When I think of ballet, I think of a form of expression. Ballet used to be my life, the one time I was able to fully be in my body and express myself. This art form is the platform in which I could tell a story and embody a vision of another (e.g., choreographer). This art form felt like a natural way to embody and express my emotions in another manner, then merely voicing. Ballet was my outlet: an activity where I could destress, find a sense of being grounded, and tune into my body in a creative manner. While escaping from the mundanity of everyday existence, I improved my self-control, musicality technique, and body-awareness.
Why did I want to be a professional ballerina?
I wanted to be a professional ballerina because the profession is difficult to succeed in. This position is very competitive, prestige, and a challenge to obtain. In alignment with my outlet of creativity and passion, I was drawn to the challenge of staying focused, committed, and mastering my art. My goal was to be paid for doing something I loved.
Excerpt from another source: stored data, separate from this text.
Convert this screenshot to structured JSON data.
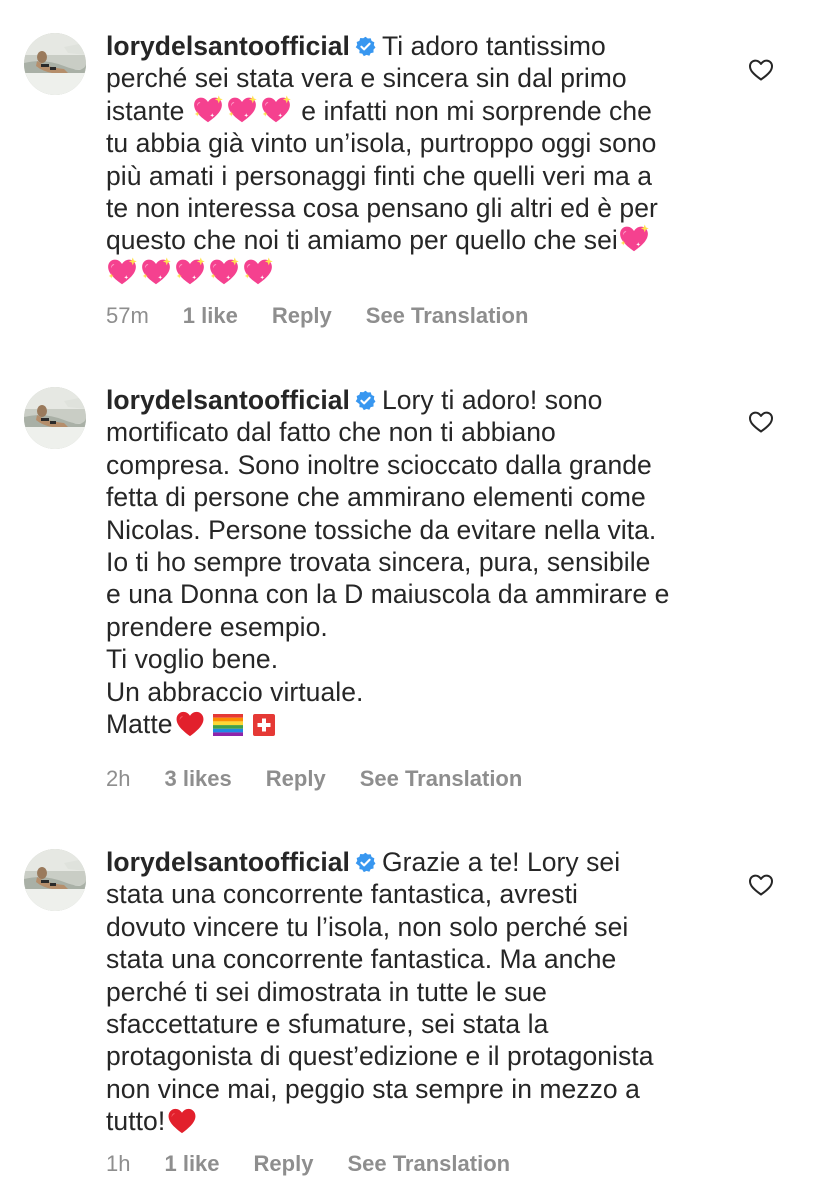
{
  "colors": {
    "text": "#262626",
    "meta": "#8e8e8e",
    "verified": "#3897f0",
    "heart_pink": "#f43f8e",
    "heart_red": "#e2202c"
  },
  "comments": [
    {
      "username": "lorydelsantoofficial",
      "verified_icon": "verified-badge-icon",
      "lines": [
        "Ti adoro tantissimo",
        "perché sei stata vera e sincera sin dal primo",
        "istante",
        "e infatti non mi sorprende che",
        "tu abbia già vinto un’isola, purtroppo oggi sono",
        "più amati i personaggi finti che quelli veri ma a",
        "te non interessa cosa pensano gli altri ed è per",
        "questo che noi ti amiamo per quello che sei"
      ],
      "emoji": "sparkling-heart-icon",
      "time": "57m",
      "likes": "1 like",
      "reply": "Reply",
      "translate": "See Translation"
    },
    {
      "username": "lorydelsantoofficial",
      "verified_icon": "verified-badge-icon",
      "lines": [
        "Lory ti adoro! sono",
        "mortificato dal fatto che non ti abbiano",
        "compresa. Sono inoltre scioccato dalla grande",
        "fetta di persone che ammirano elementi come",
        "Nicolas. Persone tossiche da evitare nella vita.",
        "Io ti ho sempre trovata sincera, pura, sensibile",
        "e una Donna con la D maiuscola da ammirare e",
        "prendere esempio.",
        "Ti voglio bene.",
        "Un abbraccio virtuale.",
        "Matte"
      ],
      "emoji": "red-heart-icon",
      "flags": [
        "rainbow-flag-icon",
        "swiss-flag-icon"
      ],
      "time": "2h",
      "likes": "3 likes",
      "reply": "Reply",
      "translate": "See Translation"
    },
    {
      "username": "lorydelsantoofficial",
      "verified_icon": "verified-badge-icon",
      "lines": [
        "Grazie a te! Lory sei",
        "stata una concorrente fantastica, avresti",
        "dovuto vincere tu l’isola, non solo perché sei",
        "stata una concorrente fantastica. Ma anche",
        "perché ti sei dimostrata in tutte le sue",
        "sfaccettature e sfumature, sei stata la",
        "protagonista di quest’edizione e il protagonista",
        "non vince mai, peggio sta sempre in mezzo a",
        "tutto!"
      ],
      "emoji": "red-heart-icon",
      "time": "1h",
      "likes": "1 like",
      "reply": "Reply",
      "translate": "See Translation"
    }
  ]
}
How did the loss of this dream impact my life?
At the beginning, I was shocked. I did not understand what had happened and the impact this event would have on the trajectory of my life. Oscillating between a hope of returning to ballet– with a professional trajectory– and acknowledging the challenge of performing and progressing with a chronic injury, was a constant tug-of-war post-injury. Eventually, I decided to not return to ballet with the hope of another interest developing. This interest did develop and the pain from the injury and loss hibernated. During highschool, I did not think about ballet unless another person mentioned it. Eventually, a deep sadness and nostalgia commenced. Through college, I rarely thought about it until I took a ballet class for art credits. I remembered how much I loved ballet; it felt so good to be back in the classroom. There was a mild anxiety about a potential injury, however one never ensued. By senior year of undergrad, I noticed I needed to focus my attention on healing my trauma from ballet, while also having a clearer vision of what I wanted to do for a career. Post-undergrad, the healing began. Through yoga, writing, and meditation, I began to heal my fragmented parts. With continued practice, I gained a better understanding of my trauma and I have healed to the point where I am able to talk about the event without feeling sadness.
Who am I now?
Now, I am a graduate student focused on mental health and fitness. I identify as a former ballerina and current yogi. The athlete identity and mindset has stayed with me as I pursue career aspirations. (And, I am totally okay with that!)
How has ballet made me the person I am today?
Ballet has made me the person I am today because the training and experiences I gleaned helped to shape who I currently am. Self-discipline, needing an outlet for creativity, and healing from the trauma, has help redirect my life and write my story. Having a background of ballet may not be as unique compared to others, however the role this art has and the impact I still feel is what truly helps to define how I present, explain, and see myself. I am who I am because I am!